Arcade's hands were cool and damp, chilled fingertips pushing at Raul's swollen knuckles with a gentle touch that almost made up for his less than stellar bedside manner.   
  
"Hmm," he said, testing how far his wrist could bend before the ghoul made a warning noise in the back of his throat. "It's not too bad," he said eventually, warming Raul's fingers between his hands. "You're carrying a bit of fluid in the joints but it doesn't feel like you've got bone spurs or any major arthritic growths. I could arrange for a session under Usanagi's AutoDoc if you wanted your knuckles to move a bit easier. She owes me more than a few favours, so... you know. On the house. The offer is there."   
  
"These old bones are my livelihood, niñero.
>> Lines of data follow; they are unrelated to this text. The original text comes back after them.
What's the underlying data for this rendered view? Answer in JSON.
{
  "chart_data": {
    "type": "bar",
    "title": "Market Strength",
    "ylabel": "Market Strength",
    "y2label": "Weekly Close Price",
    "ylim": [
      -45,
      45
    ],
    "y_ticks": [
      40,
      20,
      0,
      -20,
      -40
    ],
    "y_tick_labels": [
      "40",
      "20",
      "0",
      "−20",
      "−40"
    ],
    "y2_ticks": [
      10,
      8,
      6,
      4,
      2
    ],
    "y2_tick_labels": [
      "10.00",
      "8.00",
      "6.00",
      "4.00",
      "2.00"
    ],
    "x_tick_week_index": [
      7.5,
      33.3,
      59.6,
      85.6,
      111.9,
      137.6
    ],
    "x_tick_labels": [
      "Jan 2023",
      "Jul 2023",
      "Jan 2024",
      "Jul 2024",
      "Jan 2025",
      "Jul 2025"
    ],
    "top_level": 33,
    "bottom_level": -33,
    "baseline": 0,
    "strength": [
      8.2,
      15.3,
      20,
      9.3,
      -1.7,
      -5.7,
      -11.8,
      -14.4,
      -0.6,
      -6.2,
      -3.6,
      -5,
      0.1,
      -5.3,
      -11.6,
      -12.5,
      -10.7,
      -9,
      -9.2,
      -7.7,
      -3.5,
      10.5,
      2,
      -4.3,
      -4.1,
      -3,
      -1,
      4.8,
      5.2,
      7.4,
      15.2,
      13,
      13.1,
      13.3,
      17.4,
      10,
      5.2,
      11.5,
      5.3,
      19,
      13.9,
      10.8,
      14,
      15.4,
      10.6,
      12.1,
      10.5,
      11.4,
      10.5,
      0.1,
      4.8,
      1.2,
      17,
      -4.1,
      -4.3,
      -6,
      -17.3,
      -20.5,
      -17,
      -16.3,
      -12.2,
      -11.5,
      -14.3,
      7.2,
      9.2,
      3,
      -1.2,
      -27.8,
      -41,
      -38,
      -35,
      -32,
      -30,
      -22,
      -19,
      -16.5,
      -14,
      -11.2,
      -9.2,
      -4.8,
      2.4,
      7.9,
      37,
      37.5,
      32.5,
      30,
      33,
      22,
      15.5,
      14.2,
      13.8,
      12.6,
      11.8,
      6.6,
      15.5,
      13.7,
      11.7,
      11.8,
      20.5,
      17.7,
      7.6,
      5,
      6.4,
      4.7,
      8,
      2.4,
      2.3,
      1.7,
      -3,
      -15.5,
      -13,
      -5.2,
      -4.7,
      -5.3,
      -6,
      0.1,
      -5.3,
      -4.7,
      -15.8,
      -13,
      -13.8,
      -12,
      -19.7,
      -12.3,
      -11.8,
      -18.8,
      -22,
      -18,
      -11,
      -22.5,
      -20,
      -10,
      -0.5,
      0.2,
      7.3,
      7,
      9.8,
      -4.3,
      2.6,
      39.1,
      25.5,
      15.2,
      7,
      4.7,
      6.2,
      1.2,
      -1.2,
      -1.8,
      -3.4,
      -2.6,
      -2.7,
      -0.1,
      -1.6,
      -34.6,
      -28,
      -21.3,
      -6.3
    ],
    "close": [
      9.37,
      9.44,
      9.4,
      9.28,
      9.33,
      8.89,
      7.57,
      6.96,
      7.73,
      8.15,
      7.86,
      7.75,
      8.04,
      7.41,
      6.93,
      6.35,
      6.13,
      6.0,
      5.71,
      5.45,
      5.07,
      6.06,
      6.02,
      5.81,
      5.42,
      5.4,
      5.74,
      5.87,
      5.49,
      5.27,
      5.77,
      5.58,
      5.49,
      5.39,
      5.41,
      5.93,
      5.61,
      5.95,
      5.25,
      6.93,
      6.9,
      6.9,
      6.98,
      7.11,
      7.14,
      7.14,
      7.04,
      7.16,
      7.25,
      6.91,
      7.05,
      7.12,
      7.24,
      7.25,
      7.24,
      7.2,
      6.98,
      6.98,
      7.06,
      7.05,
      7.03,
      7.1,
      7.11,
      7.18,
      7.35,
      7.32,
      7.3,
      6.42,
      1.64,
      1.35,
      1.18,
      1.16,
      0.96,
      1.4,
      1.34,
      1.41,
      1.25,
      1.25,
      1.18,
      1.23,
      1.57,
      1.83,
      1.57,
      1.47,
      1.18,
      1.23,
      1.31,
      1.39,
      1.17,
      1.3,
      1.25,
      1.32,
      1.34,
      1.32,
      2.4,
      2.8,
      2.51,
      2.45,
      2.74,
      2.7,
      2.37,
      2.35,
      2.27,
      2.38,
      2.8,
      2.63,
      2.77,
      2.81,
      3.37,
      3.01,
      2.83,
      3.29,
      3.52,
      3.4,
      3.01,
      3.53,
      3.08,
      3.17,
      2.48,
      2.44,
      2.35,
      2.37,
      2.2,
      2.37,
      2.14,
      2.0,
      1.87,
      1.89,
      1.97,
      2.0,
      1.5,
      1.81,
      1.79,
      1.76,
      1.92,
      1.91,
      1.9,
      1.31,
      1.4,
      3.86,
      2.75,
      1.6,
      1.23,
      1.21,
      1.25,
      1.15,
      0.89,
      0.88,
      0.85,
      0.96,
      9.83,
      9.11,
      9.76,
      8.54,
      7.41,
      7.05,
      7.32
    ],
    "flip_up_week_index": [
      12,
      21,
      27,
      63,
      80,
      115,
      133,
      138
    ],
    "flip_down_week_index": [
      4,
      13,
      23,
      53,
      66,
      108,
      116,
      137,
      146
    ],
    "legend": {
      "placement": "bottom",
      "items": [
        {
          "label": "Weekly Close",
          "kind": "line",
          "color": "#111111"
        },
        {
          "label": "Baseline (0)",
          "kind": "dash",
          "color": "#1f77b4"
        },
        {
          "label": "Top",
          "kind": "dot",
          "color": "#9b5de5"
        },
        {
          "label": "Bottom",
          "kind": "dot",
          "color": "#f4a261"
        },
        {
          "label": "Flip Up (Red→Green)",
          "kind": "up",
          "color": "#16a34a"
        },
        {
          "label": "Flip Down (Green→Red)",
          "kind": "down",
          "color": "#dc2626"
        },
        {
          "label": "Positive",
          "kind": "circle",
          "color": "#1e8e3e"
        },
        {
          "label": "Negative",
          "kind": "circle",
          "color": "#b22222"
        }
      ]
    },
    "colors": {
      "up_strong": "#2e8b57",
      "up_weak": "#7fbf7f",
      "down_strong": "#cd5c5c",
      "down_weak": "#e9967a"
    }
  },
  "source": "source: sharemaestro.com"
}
An ache or two is better than letting a robot dig around my insides and wire me wrong."   
  
Arcade tsked and briskly rubbed his palms, the friction sending a flood of warmth through Raul's torn up skin. "And here I thought you liked robots."   
  
"I like radios," countered Raul, enjoying the sensation of warm fingers too much to mind what they must look like to the other companions high up the hills, nestled comfortably in their camp for the night. The doctor and the ghoul standing around in their skivvies by the lake, tenderly holding hands in the golden afternoon sunlight. A picture of romance for the ages, or at least comedy material that Cass would undoubtedly feast on for days.   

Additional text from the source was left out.